Incorporating the rights and voice of future persons

06 September 2019
By HDRO

On 3 September, Professor Frances Stewart, Emeritus Professor of Development Economics, University of Oxford, and a member of the 2019 Human Development Report Advisory Board, led a seminar titled ‘Equality Across Generations – An Analytic and Democratic Deficit.’

With ever-increasing carbon dioxide emissions, depleting species diversity and increasing number of catastrophic weather events, what happens today will inevitably impact the future and hence future generations (‘FG’) – i.e., those who are unborn and who cannot yet represent themselves. Ms. Stewart puts forward a compelling argument that there is moral reasoning suggesting that FG should have decision-making power over policies that will impact them.

However, current democracies fail when it comes to involving FG. With no global government to nudge countries to incorporate FG issues, powerful special interest groups such as those for the coal and oil industry, and the absence of FG in decision-making bodies, Ms. Stewart argued that there is an urgent need to design democratic institutions to include FG in decisions which affect them in a significant way.

She shared various ideas for inclusion of FG, including reserving government seats for people who would represent FG, building FG-related ministries or departments in every government and even creating a ‘UNIFGEN’ - a future UN organization dedicated to advocating for FG issues.

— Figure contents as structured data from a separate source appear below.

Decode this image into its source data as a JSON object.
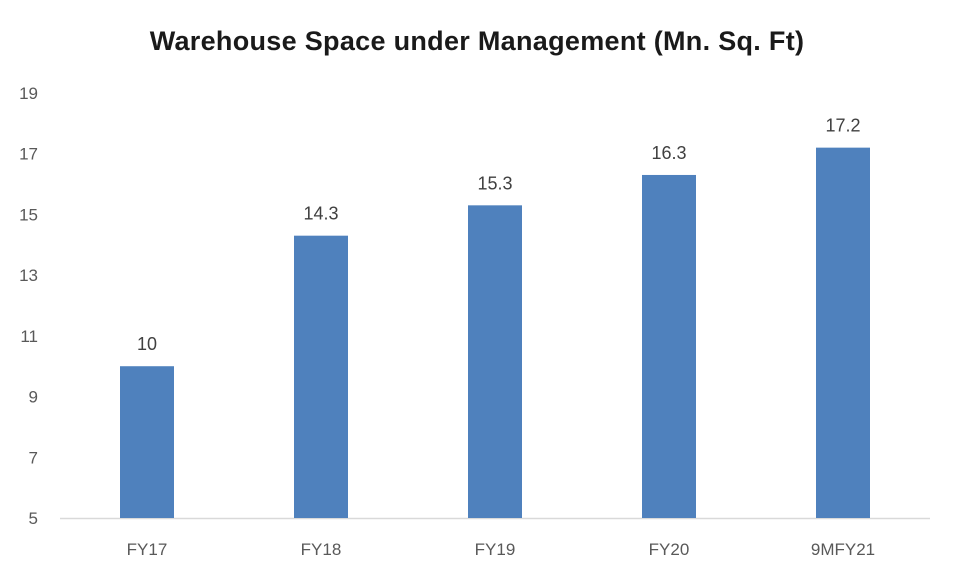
{
  "chart_data": {
    "type": "bar",
    "title": "Warehouse Space under Management (Mn. Sq. Ft)",
    "categories": [
      "FY17",
      "FY18",
      "FY19",
      "FY20",
      "9MFY21"
    ],
    "values": [
      10,
      14.3,
      15.3,
      16.3,
      17.2
    ],
    "value_labels": [
      "10",
      "14.3",
      "15.3",
      "16.3",
      "17.2"
    ],
    "xlabel": "",
    "ylabel": "",
    "ylim": [
      5,
      19
    ],
    "yticks": [
      "5",
      "7",
      "9",
      "11",
      "13",
      "15",
      "17",
      "19"
    ],
    "grid": false,
    "legend": "none",
    "bar_color": "#4f81bd",
    "axis_color": "#d9d9d9"
  }
}
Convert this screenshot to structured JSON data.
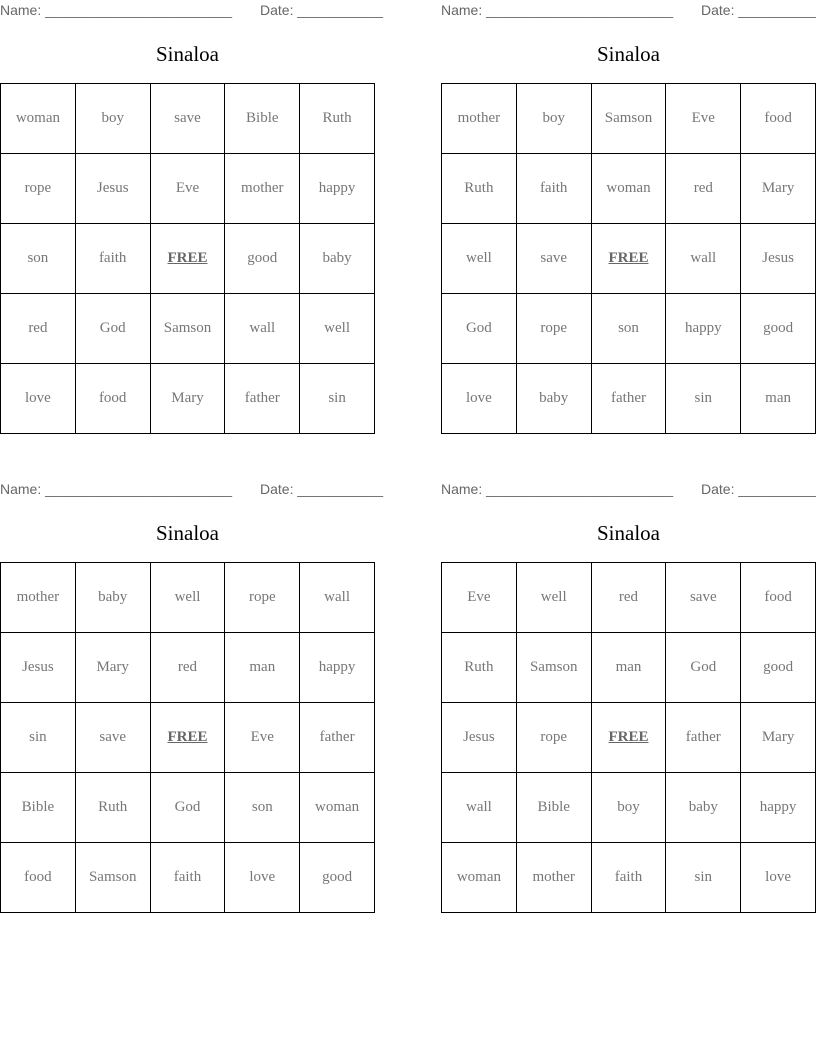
{
  "name_label": "Name: ________________________",
  "date_label": "Date: ___________",
  "free_label": "FREE",
  "cards": [
    {
      "title": "Sinaloa",
      "rows": [
        [
          "woman",
          "boy",
          "save",
          "Bible",
          "Ruth"
        ],
        [
          "rope",
          "Jesus",
          "Eve",
          "mother",
          "happy"
        ],
        [
          "son",
          "faith",
          "FREE",
          "good",
          "baby"
        ],
        [
          "red",
          "God",
          "Samson",
          "wall",
          "well"
        ],
        [
          "love",
          "food",
          "Mary",
          "father",
          "sin"
        ]
      ]
    },
    {
      "title": "Sinaloa",
      "rows": [
        [
          "mother",
          "boy",
          "Samson",
          "Eve",
          "food"
        ],
        [
          "Ruth",
          "faith",
          "woman",
          "red",
          "Mary"
        ],
        [
          "well",
          "save",
          "FREE",
          "wall",
          "Jesus"
        ],
        [
          "God",
          "rope",
          "son",
          "happy",
          "good"
        ],
        [
          "love",
          "baby",
          "father",
          "sin",
          "man"
        ]
      ]
    },
    {
      "title": "Sinaloa",
      "rows": [
        [
          "mother",
          "baby",
          "well",
          "rope",
          "wall"
        ],
        [
          "Jesus",
          "Mary",
          "red",
          "man",
          "happy"
        ],
        [
          "sin",
          "save",
          "FREE",
          "Eve",
          "father"
        ],
        [
          "Bible",
          "Ruth",
          "God",
          "son",
          "woman"
        ],
        [
          "food",
          "Samson",
          "faith",
          "love",
          "good"
        ]
      ]
    },
    {
      "title": "Sinaloa",
      "rows": [
        [
          "Eve",
          "well",
          "red",
          "save",
          "food"
        ],
        [
          "Ruth",
          "Samson",
          "man",
          "God",
          "good"
        ],
        [
          "Jesus",
          "rope",
          "FREE",
          "father",
          "Mary"
        ],
        [
          "wall",
          "Bible",
          "boy",
          "baby",
          "happy"
        ],
        [
          "woman",
          "mother",
          "faith",
          "sin",
          "love"
        ]
      ]
    }
  ]
}
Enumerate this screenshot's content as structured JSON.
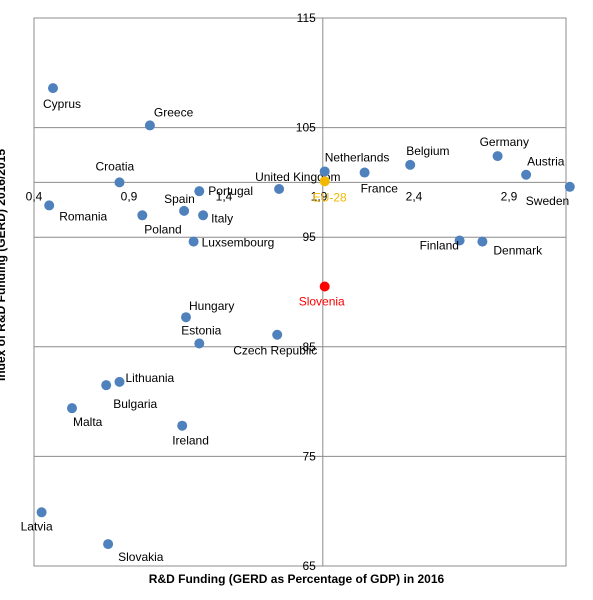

While several countries have built institutions and mechanisms to safeguard FG and promote intergenerational justice – such as in Finland, Hungary, Israel, and Wales – progress is slow. Systematically thinking about future generations everywhere is urgent, yet it will take time. This is shown by the fact that we have yet to succeed in getting justice for the present poor let alone the future poor, says Ms. Stewart. While consideration of the needs of FG is urgent it should not be at the expense of the current poor.

Even looking at current measures of development such as the Human Development Index (HDI), Ms. Stewart argues that the HDI is a measure and ranking of what is happening today. It still needs to reflect what will happen in the future to FG, at the expense of actions taken today. The measurement of income – GNP – also fails to incorporate sustainability considerations.

In closing, the esteemed professor reiterated that ‘justice within generations must parallel justice across generations,’ calling for more deliberative discourse on future generations so that the leave no one behind agenda incorporates the needs and rights of those unborn.